Human science faces serious fragmentation
After more than 50 years of studying economics, psychology, sociology and philosophy I have drawn the conclusion that our scientific study of human behaviour takes place in a dramatically inefficient way. If we continue this way, we will never keep pace with the bèta-sciences. This imbalance might work out very negatively for our societies. Many specialisations have come up, all developing strong vested interests. Most of them are not based on a well-grounded general analysis. Economics has reached a deadlock now; the crisis 2008 and the subsequent policy reactions illustrate this nicely. Sociology and psychology have never been able to take over the dominant position of economics.The opinion pages in the important daily journals show that every problem has its own experts, who all analyse ‘their’ problem in isolation. It unavoidably leads to a negation of other important interests and values.
A radical change is needed
The beginning of a radical change may start with the introduction of a pluralist course on philosophy of science. In this way students are offered a series of languages, by means of which scientists can communicate with each other. Universities should offer this course to the freshmen in the very first weeks of their study: “Welcome to the University: this is science”.
After a thorough study of a series of different perspectives in economics, I have made a (methodological) tour through psychology, sociology and philosophy. My conclusions were:
Philosophy is the logical beginning of science: thinking about the phenomena ‘human’ and ‘nature’, about human experiences, while introspection and empirical observation are the principal sources of knowledge. When philosophy stops, other sciences must go on, making more specified analyses, formulating more specified theories, and test them empirically, if the expert considers his theoretical constructure being quite realistic.
Economists have made an analysis of the economic aspect of human behaviour, thereby leaving the two other aspects, namely the psychic and the social aspect, to psychology and sociology, respectively.
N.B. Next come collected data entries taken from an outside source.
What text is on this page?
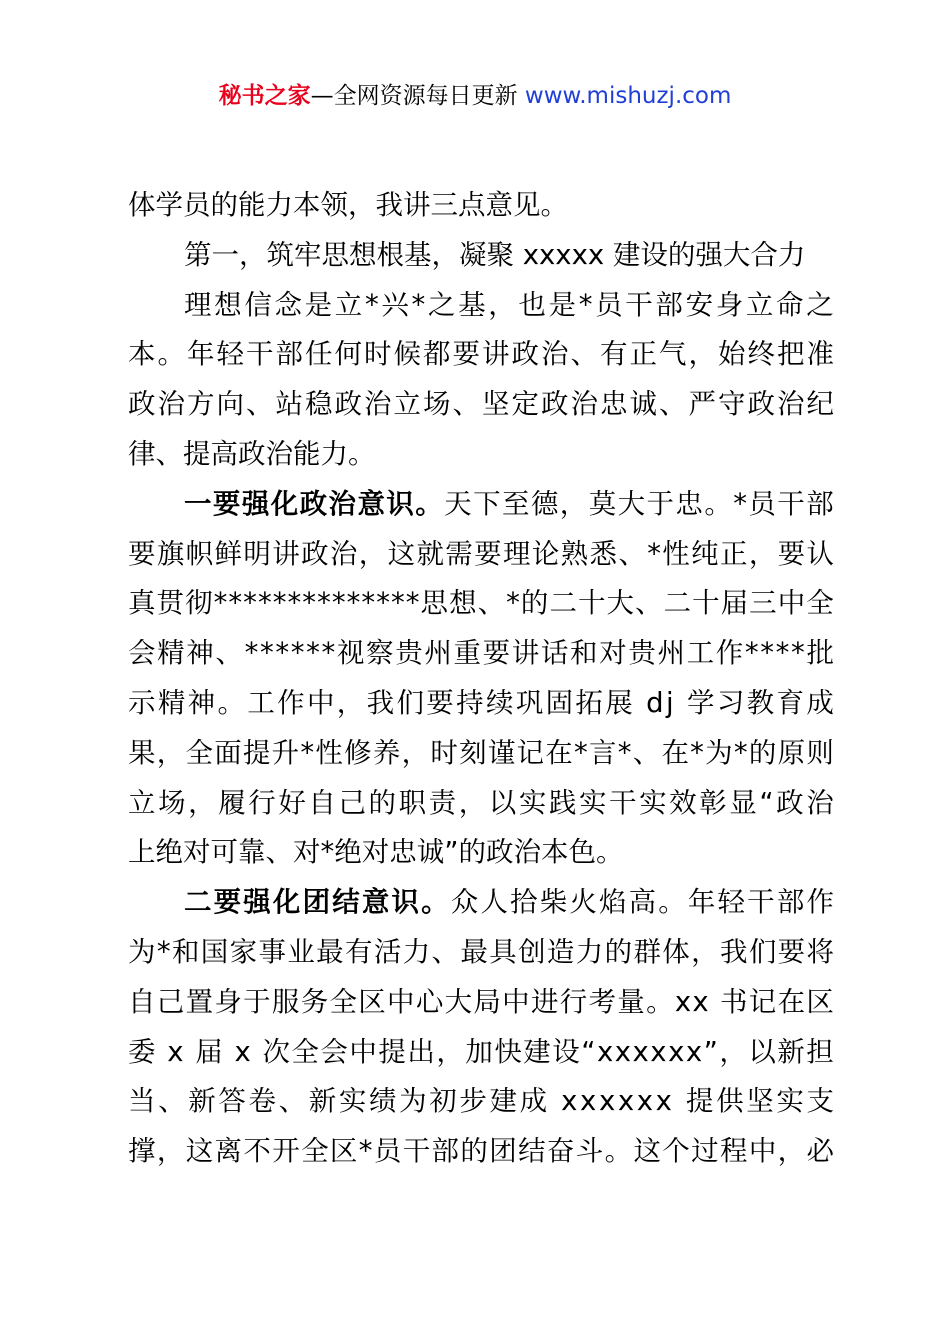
秘书之家—全网资源每日更新 www.mishuzj.com
体学员的能力本领，我讲三点意见。
第一，筑牢思想根基，凝聚 xxxxx 建设的强大合力
理 想 信 念 是 立 * 兴 * 之 基 ， 也 是 * 员 干 部 安 身 立 命 之
本 。 年 轻 干 部 任 何 时 候 都 要 讲 政 治 、 有 正 气 ， 始 终 把 准
政 治 方 向 、 站 稳 政 治 立 场 、 坚 定 政 治 忠 诚 、 严 守 政 治 纪
律、提高政治能力。
一 要 强 化 政 治 意 识 。 天 下 至 德 ， 莫 大 于 忠 。 * 员 干 部
要 旗 帜 鲜 明 讲 政 治 ， 这 就 需 要 理 论 熟 悉 、 * 性 纯 正 ， 要 认
真 贯 彻 * * * * * * * * * * * * * * 思 想 、 * 的 二 十 大 、 二 十 届 三 中 全
会 精 神 、 * * * * * * 视 察 贵 州 重 要 讲 话 和 对 贵 州 工 作 * * * * 批
示 精 神 。 工 作 中 ， 我 们 要 持 续 巩 固 拓 展
d j
学 习 教 育 成
果 ， 全 面 提 升 * 性 修 养 ， 时 刻 谨 记 在 * 言 * 、 在 * 为 * 的 原 则
立 场 ， 履 行 好 自 己 的 职 责 ， 以 实 践 实 干 实 效 彰 显 “ 政 治
上绝对可靠、对*绝对忠诚”的政治本色。
二 要 强 化 团 结 意 识 。 众 人 拾 柴 火 焰 高 。 年 轻 干 部 作
为 * 和 国 家 事 业 最 有 活 力 、 最 具 创 造 力 的 群 体 ， 我 们 要 将
自 己 置 身 于 服 务 全 区 中 心 大 局 中 进 行 考 量 。 x x
书 记 在 区
委
x
届
x
次 全 会 中 提 出 ， 加 快 建 设 “ x x x x x x ” ， 以 新 担
当 、 新 答 卷 、 新 实 绩 为 初 步 建 成
x x x x x x
提 供 坚 实 支
撑 ， 这 离 不 开 全 区 * 员 干 部 的 团 结 奋 斗 。 这 个 过 程 中 ， 必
Psychology is assumed to analyse the logic of the psyche, and sociology is supposed to do the same with social logic. Economists have never waited for the results of the two other disciplines. From the very beginning they have used their aspect-analysis as the theoretical foundation for their empirical research. They have claimed the economy as their ‘property’, and other disciplines should ‘occupy’ their own empirical fields. Later some of these economists entered other areas, and have claimed superiority in explaining human behaviour (‘economic imperialism’): ‘we don’t need disciplines such as business administration, pubic administration, and political science’.
The use of an analysis of the economic aspect as the theoretical foundation for the analysis of the societal subsystem ‘economy’, is the most serious mistake made in the history of economics. Until today nobody has offered an alternative. Keizer (2015) is a first attempt to bridge the gap between theory under the ceteris paribus clause (‘other conditions are given’) on the one hand and real-world theory on the other hand. In the textbooks of today this major difference is not discussed at all.
Students must study causes economic crises
Philosophy of science can help us formulate a common basis for human science. In this discipline the core questions concern the ultimate source of knowledge (epistemology), its substance (ontology), and its structure (methodology in the narrow sense). Like every scientific discipline we find different strands of philosophy being in a continuing discourse. In a democracy students must be confronted with several of them. Competition and methodological transparancy are substantial characteristics in the world of science.
Current programmes in economics, psychology and sociology are quite silent about the more profound causes of economic crises, the desintegration of modern societies and modern persons – everything is context-bound. Uncertainty and aggression are the result; in the streets as well as in the offices. Modern science reacts by further specialisation, which makes the problem even worse.
Philosophy for human sciences
We can make a start with the process of re-integration by writing a syllabus “Philosophy for human sciences”. It should be part of the freshmen programme – in the very first weeks of their study. The most important concepts should be taught. A series of duals, which are often misunderstood are the following: analysis and theory (1), theory and the empirical world (2), deduction and induction (3), holism and reductionism (4), mind and body (5), atom and molecule, or individual and group (6), ontology and epistemology (7), micro- and macro approach (8), structure and culture and agency (9), paradigm and ‘reality’ (10), mechanism and organism (11), closed and open sysyem (12) aspect-system and subsystem (13), a priori and a posteriori analysis (14), logic and history (15), form and content (16). This course can only be given to freshmen, if everything is illustrated by very explicitly formulated examples.
Rectores, it is up to you
After such a general course, every discipline can make his own subsequent syllabus. Ideally every course should start with an exposition of its methodological characteristics – also disciplines such as logic, mathematics and statistics.
The council of Rectores Magnifici – assumed that this organ does exist - must play an important role in the introduction of such a philosophical course. All Rectores should promote this idea in their university, and find out whether the beta-sciences are interested in participation in this project. Pluralism is key for success. Science can only flourish if critics of mainstream currents are not ignored in the programmes. Therefore many relevant paradigms should be discussed thoroughly, so as to make the students multi-lingual. Rectores, it is up to you.